Agoraphobie : comment j'en suis venue à bout ?
Avec moi, tout était prétexte à reporter. Je sortais tout de même de chez moi mais j’allais plus facilement faire mes courses en fin de journée (juste avant la fermeture en pensant qu’il y aurait moins de monde!). Je refusais toutes sortes d’invitations des copines (je donnais bien sûr une fausse excuse ou alors j’étais encore malade!), je me faisais porter pâle au bureau (les jours de trop fortes angoisses dès le réveil), etc. Bref, je n’osais pas leur dire car j’avais l’impression d’être folle ! Certaines fois, j’arrivais à mon rendez-vous (resto, bar, café, magasin) et je repartais aussitôt.

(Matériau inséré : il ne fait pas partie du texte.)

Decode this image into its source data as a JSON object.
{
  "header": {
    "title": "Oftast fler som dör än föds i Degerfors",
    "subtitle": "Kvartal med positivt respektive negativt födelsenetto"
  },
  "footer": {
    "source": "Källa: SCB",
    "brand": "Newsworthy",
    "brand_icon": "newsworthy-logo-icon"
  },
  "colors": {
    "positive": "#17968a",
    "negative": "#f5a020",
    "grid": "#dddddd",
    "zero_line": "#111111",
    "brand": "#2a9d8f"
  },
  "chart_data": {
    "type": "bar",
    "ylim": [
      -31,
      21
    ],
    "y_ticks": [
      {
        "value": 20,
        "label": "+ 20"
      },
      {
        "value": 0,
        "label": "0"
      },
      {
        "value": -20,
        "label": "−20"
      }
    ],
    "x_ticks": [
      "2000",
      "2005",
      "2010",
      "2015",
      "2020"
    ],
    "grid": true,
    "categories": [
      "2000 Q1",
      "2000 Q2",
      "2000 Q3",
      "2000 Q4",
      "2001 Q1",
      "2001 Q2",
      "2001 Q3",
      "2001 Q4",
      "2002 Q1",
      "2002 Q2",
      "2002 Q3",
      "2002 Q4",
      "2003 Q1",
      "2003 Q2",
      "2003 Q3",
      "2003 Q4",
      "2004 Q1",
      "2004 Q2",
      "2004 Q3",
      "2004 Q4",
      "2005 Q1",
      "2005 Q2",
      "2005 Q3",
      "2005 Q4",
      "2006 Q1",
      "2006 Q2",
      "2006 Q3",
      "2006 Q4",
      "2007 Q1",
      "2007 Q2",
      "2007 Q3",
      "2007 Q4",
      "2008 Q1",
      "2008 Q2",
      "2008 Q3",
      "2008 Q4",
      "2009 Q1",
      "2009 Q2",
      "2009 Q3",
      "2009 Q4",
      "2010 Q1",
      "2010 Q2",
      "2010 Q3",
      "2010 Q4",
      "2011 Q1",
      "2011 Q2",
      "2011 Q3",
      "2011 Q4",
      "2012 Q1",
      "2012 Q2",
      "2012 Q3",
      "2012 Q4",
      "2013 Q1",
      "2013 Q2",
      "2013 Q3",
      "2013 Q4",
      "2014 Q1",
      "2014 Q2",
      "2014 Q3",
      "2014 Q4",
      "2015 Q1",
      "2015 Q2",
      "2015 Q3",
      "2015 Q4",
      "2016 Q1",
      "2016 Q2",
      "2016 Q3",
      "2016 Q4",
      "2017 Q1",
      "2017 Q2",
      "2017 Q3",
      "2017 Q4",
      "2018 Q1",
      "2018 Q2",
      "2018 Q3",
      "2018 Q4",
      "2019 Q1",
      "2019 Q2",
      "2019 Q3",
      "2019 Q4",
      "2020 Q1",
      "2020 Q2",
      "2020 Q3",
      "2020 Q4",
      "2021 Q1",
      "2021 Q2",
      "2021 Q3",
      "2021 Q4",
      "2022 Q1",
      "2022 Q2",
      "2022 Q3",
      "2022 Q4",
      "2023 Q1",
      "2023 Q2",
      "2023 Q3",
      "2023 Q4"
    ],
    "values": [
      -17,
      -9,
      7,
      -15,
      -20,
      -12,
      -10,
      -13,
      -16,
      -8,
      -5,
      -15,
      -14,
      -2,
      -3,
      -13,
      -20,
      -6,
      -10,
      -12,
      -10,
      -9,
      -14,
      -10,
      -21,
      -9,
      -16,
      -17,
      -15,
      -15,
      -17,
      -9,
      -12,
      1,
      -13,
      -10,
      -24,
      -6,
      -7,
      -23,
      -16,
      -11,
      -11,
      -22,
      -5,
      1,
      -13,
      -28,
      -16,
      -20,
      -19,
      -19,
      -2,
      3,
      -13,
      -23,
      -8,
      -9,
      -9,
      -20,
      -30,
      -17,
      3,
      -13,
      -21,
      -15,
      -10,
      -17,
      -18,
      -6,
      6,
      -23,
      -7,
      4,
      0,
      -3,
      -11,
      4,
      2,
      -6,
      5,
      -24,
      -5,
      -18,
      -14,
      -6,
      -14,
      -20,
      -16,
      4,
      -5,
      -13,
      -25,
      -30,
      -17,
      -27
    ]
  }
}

Je faisais demi-tour. J’ai rencontré mon petit ami de l’époque à cette période. J’avais 22 ans et j’étais déjà agoraphobe depuis quelques années. C’était très difficile pour lui de comprendre mes symptômes mais il m’a acceptée comme j’étais et il essayait, comme il le pouvait, de me rassurer ou de me motiver à bouger davantage. Malheureusement, au vu l’incompréhension qui régnait entre nous deux à ce sujet, c’était des crises assurées de mon côté. Impossible pour lui de se mettre à ma place et de se rendre compte de ce que je vivais… ma relation a été un peu chaotique même si elle a duré 7 ans !

A l’époque, j’avais bien entendu honte et je n’en parlais qu’à peu de monde. Le peu de personnes auxquelles j’expliquais mes « malaises » ne me comprenaient pas et me disaient que c’était dans ma tête. La pire phrase !!!! Genre je suis débile et je le fais exprès. Même ma mère me disait : « mais calme-toi, c’est dans ta tête, tu stresses pour rien »!!!! OK. OK. Je n’arrivais pas à trouver une solution. Seule, fatiguée tout le temps (car ça épuise, oui!), sur les nerfs, triste et anxieuse, je tournais en rond. Le sentiment d’échec était bien là. Je travaillais à 100% et il fallait faire avec. Mentir aux collègues, m’absenter plus vite que prévu, n’être pas vraiment disponible comme je l’aurai souhaité. Gérer du mieux possible. Chaque jour était un défi.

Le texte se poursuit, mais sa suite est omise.